I'm torn if I should be proud or disappointed that my highest voted comment is a pun. On HN and on a thread that is fairly serious considering it's about modern CPUs catching fire (though I heard Intel was independently working on that catch-fire feature with their newest 28-core release)
I'm pretty sure this attack doesn't apply to AMD, being built on the original Meltdown attack that was Intel specific. So what'll happen is Intel will change their chips to not do prefetching without also doing a permissions check like MAD does. Meltdown solved.
It's not built on meltdown. It's not about violating permissions, it's about treating the contents of a page table as valid even if the page is not present or (in the case of EPT, which is worse) also treating the physical address on the guest as a physical address on the host.
However, unlike meltdown it cannot access data that is not already in the L1 cache.
I mean, the V bit, and the other contexts are just PTE permissions. It's literally the same root cause as meltdown, that page table faults occur particularly asynchronously on Intel hardware and speculation occurs past those faults.

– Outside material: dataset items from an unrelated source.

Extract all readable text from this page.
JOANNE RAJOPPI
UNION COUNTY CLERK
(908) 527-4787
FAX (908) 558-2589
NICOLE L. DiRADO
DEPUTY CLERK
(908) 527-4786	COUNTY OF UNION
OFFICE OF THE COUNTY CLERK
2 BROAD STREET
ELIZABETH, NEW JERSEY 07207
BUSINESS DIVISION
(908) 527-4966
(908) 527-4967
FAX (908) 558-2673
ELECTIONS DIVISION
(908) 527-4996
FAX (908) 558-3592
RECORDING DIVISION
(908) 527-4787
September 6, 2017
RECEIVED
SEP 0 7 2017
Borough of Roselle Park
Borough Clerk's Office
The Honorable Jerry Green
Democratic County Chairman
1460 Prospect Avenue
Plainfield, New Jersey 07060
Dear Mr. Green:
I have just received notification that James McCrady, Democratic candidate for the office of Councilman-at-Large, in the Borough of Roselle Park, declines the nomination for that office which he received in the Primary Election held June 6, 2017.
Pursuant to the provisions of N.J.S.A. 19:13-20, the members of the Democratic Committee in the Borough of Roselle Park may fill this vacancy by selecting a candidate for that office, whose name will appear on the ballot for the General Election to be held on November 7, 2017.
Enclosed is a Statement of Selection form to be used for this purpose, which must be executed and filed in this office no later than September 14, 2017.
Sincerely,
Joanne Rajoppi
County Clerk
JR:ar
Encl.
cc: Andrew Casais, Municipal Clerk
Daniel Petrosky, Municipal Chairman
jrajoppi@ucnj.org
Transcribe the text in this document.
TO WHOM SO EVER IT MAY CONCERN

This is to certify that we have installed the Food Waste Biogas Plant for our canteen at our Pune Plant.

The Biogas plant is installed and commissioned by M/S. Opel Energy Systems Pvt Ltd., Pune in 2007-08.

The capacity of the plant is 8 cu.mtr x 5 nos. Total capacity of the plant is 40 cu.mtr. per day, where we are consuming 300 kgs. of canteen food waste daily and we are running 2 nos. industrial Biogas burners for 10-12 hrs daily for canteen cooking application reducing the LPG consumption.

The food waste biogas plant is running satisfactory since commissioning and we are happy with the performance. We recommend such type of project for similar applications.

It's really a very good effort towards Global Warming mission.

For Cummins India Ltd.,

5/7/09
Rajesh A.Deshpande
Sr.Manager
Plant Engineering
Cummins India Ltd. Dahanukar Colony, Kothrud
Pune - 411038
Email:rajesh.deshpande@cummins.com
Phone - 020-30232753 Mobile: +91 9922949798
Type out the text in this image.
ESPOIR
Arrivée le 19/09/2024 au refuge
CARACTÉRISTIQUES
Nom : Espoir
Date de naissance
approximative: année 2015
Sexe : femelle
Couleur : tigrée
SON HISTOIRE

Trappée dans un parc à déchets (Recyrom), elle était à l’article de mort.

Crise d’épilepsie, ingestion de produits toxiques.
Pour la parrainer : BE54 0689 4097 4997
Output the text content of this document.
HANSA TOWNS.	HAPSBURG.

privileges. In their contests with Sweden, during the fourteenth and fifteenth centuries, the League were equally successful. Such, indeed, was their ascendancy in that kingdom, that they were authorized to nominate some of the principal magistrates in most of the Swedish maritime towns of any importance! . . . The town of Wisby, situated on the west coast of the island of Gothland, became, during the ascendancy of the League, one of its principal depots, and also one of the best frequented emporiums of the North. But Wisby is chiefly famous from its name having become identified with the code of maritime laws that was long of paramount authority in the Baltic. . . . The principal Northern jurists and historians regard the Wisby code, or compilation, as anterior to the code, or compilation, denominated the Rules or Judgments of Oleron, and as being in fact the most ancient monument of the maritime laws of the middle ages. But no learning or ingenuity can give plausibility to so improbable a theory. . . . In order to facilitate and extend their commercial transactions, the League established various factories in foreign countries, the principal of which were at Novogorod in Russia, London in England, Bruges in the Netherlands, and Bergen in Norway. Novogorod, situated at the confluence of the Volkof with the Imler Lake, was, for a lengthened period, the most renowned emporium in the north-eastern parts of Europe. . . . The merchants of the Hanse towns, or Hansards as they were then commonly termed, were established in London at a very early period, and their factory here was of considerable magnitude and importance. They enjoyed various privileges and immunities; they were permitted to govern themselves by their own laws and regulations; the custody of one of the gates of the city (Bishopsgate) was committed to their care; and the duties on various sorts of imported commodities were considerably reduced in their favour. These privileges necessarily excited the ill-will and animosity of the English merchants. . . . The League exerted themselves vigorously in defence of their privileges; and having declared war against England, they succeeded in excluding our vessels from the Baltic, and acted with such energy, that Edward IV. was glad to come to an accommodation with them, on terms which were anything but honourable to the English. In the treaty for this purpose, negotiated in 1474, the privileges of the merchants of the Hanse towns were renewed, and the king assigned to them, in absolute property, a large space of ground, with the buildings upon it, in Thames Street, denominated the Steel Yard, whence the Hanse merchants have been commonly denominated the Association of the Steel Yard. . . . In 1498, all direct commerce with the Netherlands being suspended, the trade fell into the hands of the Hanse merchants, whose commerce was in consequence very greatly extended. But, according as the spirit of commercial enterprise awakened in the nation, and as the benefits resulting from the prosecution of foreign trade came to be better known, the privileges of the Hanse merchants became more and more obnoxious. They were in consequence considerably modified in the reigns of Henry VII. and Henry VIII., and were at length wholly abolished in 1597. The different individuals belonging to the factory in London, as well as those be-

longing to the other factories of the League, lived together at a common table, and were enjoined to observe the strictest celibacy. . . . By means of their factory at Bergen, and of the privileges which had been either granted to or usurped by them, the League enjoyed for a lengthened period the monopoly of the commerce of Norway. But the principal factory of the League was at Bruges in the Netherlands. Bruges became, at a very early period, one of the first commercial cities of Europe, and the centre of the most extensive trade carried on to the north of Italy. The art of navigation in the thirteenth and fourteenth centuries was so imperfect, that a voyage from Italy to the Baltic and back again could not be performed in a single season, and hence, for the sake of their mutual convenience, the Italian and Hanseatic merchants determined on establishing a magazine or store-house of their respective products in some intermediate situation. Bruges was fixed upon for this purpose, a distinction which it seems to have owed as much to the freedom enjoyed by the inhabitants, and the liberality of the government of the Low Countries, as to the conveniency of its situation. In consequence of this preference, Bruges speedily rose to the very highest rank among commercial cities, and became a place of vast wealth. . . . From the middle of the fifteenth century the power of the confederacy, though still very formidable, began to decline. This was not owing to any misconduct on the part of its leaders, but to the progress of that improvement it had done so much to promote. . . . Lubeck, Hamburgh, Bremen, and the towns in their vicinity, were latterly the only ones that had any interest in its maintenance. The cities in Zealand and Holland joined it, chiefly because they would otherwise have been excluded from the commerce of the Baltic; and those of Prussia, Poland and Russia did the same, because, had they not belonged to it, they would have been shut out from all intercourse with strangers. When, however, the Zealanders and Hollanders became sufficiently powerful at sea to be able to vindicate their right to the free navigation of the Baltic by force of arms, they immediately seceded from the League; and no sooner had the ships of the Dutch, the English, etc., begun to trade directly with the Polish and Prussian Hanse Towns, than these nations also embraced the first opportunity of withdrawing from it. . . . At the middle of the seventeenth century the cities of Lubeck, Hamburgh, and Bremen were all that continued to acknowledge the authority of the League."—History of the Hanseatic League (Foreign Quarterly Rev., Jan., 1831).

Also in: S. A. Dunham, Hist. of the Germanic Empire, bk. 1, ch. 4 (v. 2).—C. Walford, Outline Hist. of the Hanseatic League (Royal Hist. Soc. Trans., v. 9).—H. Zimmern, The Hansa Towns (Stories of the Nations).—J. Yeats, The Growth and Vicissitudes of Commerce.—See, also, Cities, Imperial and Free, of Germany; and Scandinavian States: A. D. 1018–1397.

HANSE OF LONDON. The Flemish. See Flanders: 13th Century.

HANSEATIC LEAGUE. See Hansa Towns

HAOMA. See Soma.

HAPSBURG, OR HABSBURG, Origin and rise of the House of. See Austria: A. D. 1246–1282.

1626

The root cause is the same but it's a different kind of page fault, and the effect is that you cannot read data that is not already present in the cache. On the other hand, meltdown doesn't break through the guest-host barrier when EPT is active.
Yes, deep down they happen for the same reason, but then so does Spectre as well.
They're both around how page faults are asynchronous at a uArch level on Intel, and not any of the other vendors. This and Meltdown don't apply to AMD or ARM.
There is a lot of legacy cruft in x86, but it's the devil we know. After decades of use, we are still discovering vulnerabilities, in a platform thought to be well-understood.
The closest alternative would be ARM. In any case, it's a massive undertaking.
It is not obvious to me that it's the design warts of x86_64 (wholeheartedly agreed--I don't like x86_64 either) are the cause of the security problems we're seeing. Other architectures also have speculative execution and multiple rings. It's a lot easier to avoid vulns that are a consequence of increased performance demands when performance is not the primary reason people pick your platform.
On the contrary there's SPARC, MIPS, PA-RISC, POWER and a whole heap of others that perhaps were written off prematurely. Need to move quickly tho' while some vestiges of expertise still remain.
Sparc, Tilera and Parallela are unfortunately gone. I had high hopes into the latter two, esp. since Grid CPU's are perfect for machine learning. Much better than GPU's.
No, these sorts of faults can occur in any high performance chip. Intel is bearing the brunt only because they're the fastest. But Meltdown also affected an Apple core if I recall correctly and Spectre nailed them all.
This isn't as simple as "Intel/x86 sucks, let's go use SPARC". The causes run much deeper and the necessary fixes may or may not be architecturally elegant or simple.
Last I checked, the Mill is vaporware. They have some interesting patents, a private simulator, parts of a compiler toolchain, and that's it. At least with OpenPOWER and RISC V, you can buy processors and even complete systems.
It's probably time for a new architecture that isn't so convoluted with decades of optimizations and iterative improvements.
It's also time for a computer system with one and only one general purpose processor (no tiny CPUs in storage or "system management" or every other device)
Probably something like a programming language/OS/computer system written new with a CPU based on current GPU designs.
You won't make any CPU of reasonable performance without speculative execution and all the rest. Your limited by data dependencies and the only way to break them is to "cheat".
Unless your willing to run on the equivalent of a Cortex-M0 then you have to live with it.
Delay slots are merely the pipeline of the uarch peeking through, its bad practice because you'll probably want to change the pipeline depth at some point. Other uarchs have them but they hide them from the public API.
VLIW only removes the logic to detect data dependency - it doesn't workaround the actual need to wait for data to be ready.
None of this has much to do with speculative execution which is guessing which way a branch will go. You simply can't have what would be considered a modern computer without it.
There is nothing particularly convoluted in either meltdown or this new attack. This optimization could have happened on any other architecture.
The legacy parts have either been disabled in 64-bit mode, or they are implemented in microcode. Other architectures are not simple either, ARM64 has incredibly complicated paging for example.
At which point do we agree the performance increases over the last 20 years have been built on sand and move elsewhere?